Después de llevar meses sin dormir bien, y en los últimos dos, apenas un par de horas por noche, el cansancio me ha podido y he caído en posición horizontal las ultimas semanas, pero por finnnnnnnnn… llevo unos días durmiendo bien, y de hecho hoy hasta he tenido ganas de ponerme al día con el blog, contestar comentarios y hasta de abrir esta entrada, jiji.
Sólo puedo pediros disculpas por mi prolongada ausencia, pero espero haber vuelto para quedarme, y con muchas ganas de escribir, jejeje
Os dejo esta entrada que os debía, y doble por la espera.

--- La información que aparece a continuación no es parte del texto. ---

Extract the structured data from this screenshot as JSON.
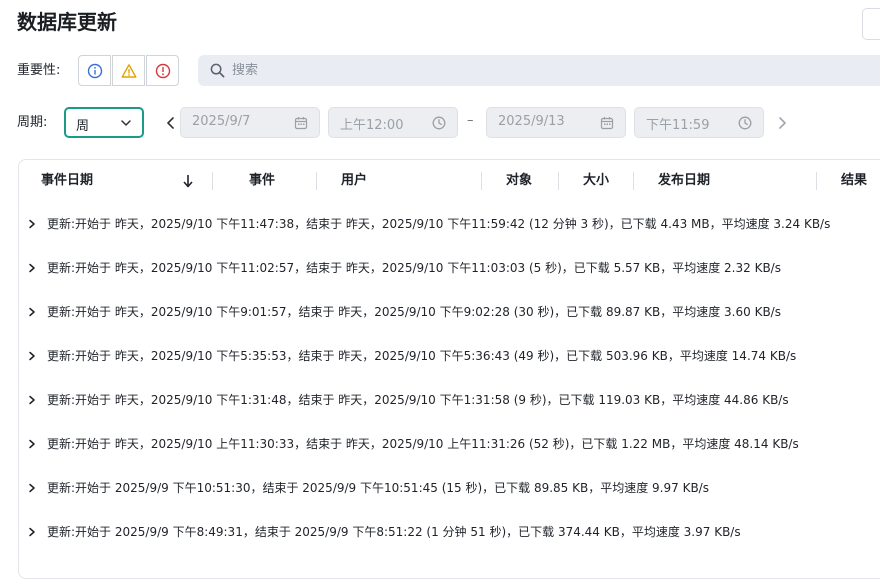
{
  "page": {
    "title": "数据库更新"
  },
  "filters": {
    "severity_label": "重要性:",
    "search_placeholder": "搜索",
    "period_label": "周期:",
    "period_value": "周",
    "start_date": "2025/9/7",
    "start_time": "上午12:00",
    "range_separator": "–",
    "end_date": "2025/9/13",
    "end_time": "下午11:59"
  },
  "icons": {
    "severity_info": "info-circle-icon",
    "severity_warning": "warning-triangle-icon",
    "severity_error": "error-circle-icon",
    "search": "search-icon",
    "period_dropdown": "chevron-down-icon",
    "prev": "chevron-left-icon",
    "next": "chevron-right-icon",
    "calendar": "calendar-icon",
    "clock": "clock-icon",
    "sort": "arrow-down-icon",
    "expand": "chevron-right-icon"
  },
  "colors": {
    "accent": "#1a9b88",
    "info": "#3b6fd8",
    "warning": "#e0a400",
    "error": "#d9363e"
  },
  "table": {
    "columns": [
      "事件日期",
      "事件",
      "用户",
      "对象",
      "大小",
      "发布日期",
      "结果"
    ],
    "sort_indicator": "↓",
    "rows": [
      "更新:开始于 昨天，2025/9/10 下午11:47:38，结束于 昨天，2025/9/10 下午11:59:42 (12 分钟 3 秒)，已下载 4.43 MB，平均速度 3.24 KB/s",
      "更新:开始于 昨天，2025/9/10 下午11:02:57，结束于 昨天，2025/9/10 下午11:03:03 (5 秒)，已下载 5.57 KB，平均速度 2.32 KB/s",
      "更新:开始于 昨天，2025/9/10 下午9:01:57，结束于 昨天，2025/9/10 下午9:02:28 (30 秒)，已下载 89.87 KB，平均速度 3.60 KB/s",
      "更新:开始于 昨天，2025/9/10 下午5:35:53，结束于 昨天，2025/9/10 下午5:36:43 (49 秒)，已下载 503.96 KB，平均速度 14.74 KB/s",
      "更新:开始于 昨天，2025/9/10 下午1:31:48，结束于 昨天，2025/9/10 下午1:31:58 (9 秒)，已下载 119.03 KB，平均速度 44.86 KB/s",
      "更新:开始于 昨天，2025/9/10 上午11:30:33，结束于 昨天，2025/9/10 上午11:31:26 (52 秒)，已下载 1.22 MB，平均速度 48.14 KB/s",
      "更新:开始于 2025/9/9 下午10:51:30，结束于 2025/9/9 下午10:51:45 (15 秒)，已下载 89.85 KB，平均速度 9.97 KB/s",
      "更新:开始于 2025/9/9 下午8:49:31，结束于 2025/9/9 下午8:51:22 (1 分钟 51 秒)，已下载 374.44 KB，平均速度 3.97 KB/s"
    ]
  }
}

Como siempre, gracias por estar ahí, por leerme y sobre todo por comentar.
Val aferró la bolsa de deportes y corrió con urgencia hacia los tatamis. Esa última sensación que la había sacudido no era normal. Necesitaba olvidarse durante un rato de lo que había pasado. Entró apresurada en la sala suponiéndola vacía, pero los DT's se encontraban allí, ejercitándose entre ellos como aplicados alumnos a falta de su profesor.

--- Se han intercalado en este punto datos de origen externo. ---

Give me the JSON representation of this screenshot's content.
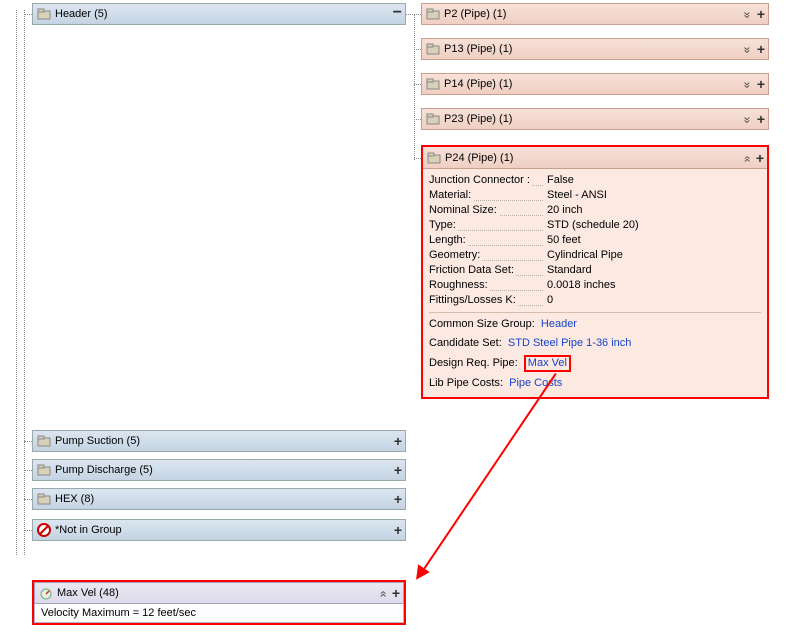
{
  "left_groups": [
    {
      "label": "Header (5)",
      "control": "minus"
    },
    {
      "label": "Pump Suction (5)",
      "control": "plus"
    },
    {
      "label": "Pump Discharge (5)",
      "control": "plus"
    },
    {
      "label": "HEX (8)",
      "control": "plus"
    },
    {
      "label": "*Not in Group",
      "control": "plus",
      "not_in_group": true
    }
  ],
  "pipes": [
    {
      "label": "P2 (Pipe) (1)"
    },
    {
      "label": "P13 (Pipe) (1)"
    },
    {
      "label": "P14 (Pipe) (1)"
    },
    {
      "label": "P23 (Pipe) (1)"
    }
  ],
  "expanded_pipe": {
    "label": "P24 (Pipe) (1)",
    "props": [
      {
        "k": "Junction Connector :",
        "v": "False"
      },
      {
        "k": "Material:",
        "v": "Steel - ANSI"
      },
      {
        "k": "Nominal Size:",
        "v": "20 inch"
      },
      {
        "k": "Type:",
        "v": "STD (schedule 20)"
      },
      {
        "k": "Length:",
        "v": "50 feet"
      },
      {
        "k": "Geometry:",
        "v": "Cylindrical Pipe"
      },
      {
        "k": "Friction Data Set:",
        "v": "Standard"
      },
      {
        "k": "Roughness:",
        "v": "0.0018 inches"
      },
      {
        "k": "Fittings/Losses K:",
        "v": "0"
      }
    ],
    "links": {
      "csg_label": "Common Size Group:",
      "csg_value": "Header",
      "cand_label": "Candidate Set:",
      "cand_value": "STD Steel Pipe 1-36 inch",
      "dreq_label": "Design Req. Pipe:",
      "dreq_value": "Max Vel",
      "lib_label": "Lib Pipe Costs:",
      "lib_value": "Pipe Costs"
    }
  },
  "maxvel": {
    "label": "Max Vel (48)",
    "body": "Velocity Maximum = 12 feet/sec"
  }
}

Con las empuñaduras de sus armas aferradas, dejó caer la bolsa de deporte sin ninguna delicadeza provocando un ligero sonido que los hizo girarse hacia ella, avisados de su presencia.
El pelo suelto todavía húmedo le enmarcaba el rostro perfilando sus —en esos momentos— poco delicados rasgos femeninos. Los puños asían con tanta fuerza las empuñaduras de sus dagas que hasta los nudillos estaban blancos por la presión ejercida. Su pecho subía y bajaba con rapidez acelerado por la respiración agitada. Una perezosa gota de sudor descendió lentamente hasta perderse por el canalillo que formaban sus senos, ocultos casi bajo el minúsculo top elástico que llevaba puesto. Detalle que no perdió ninguno de los machos habidos en los tatamis.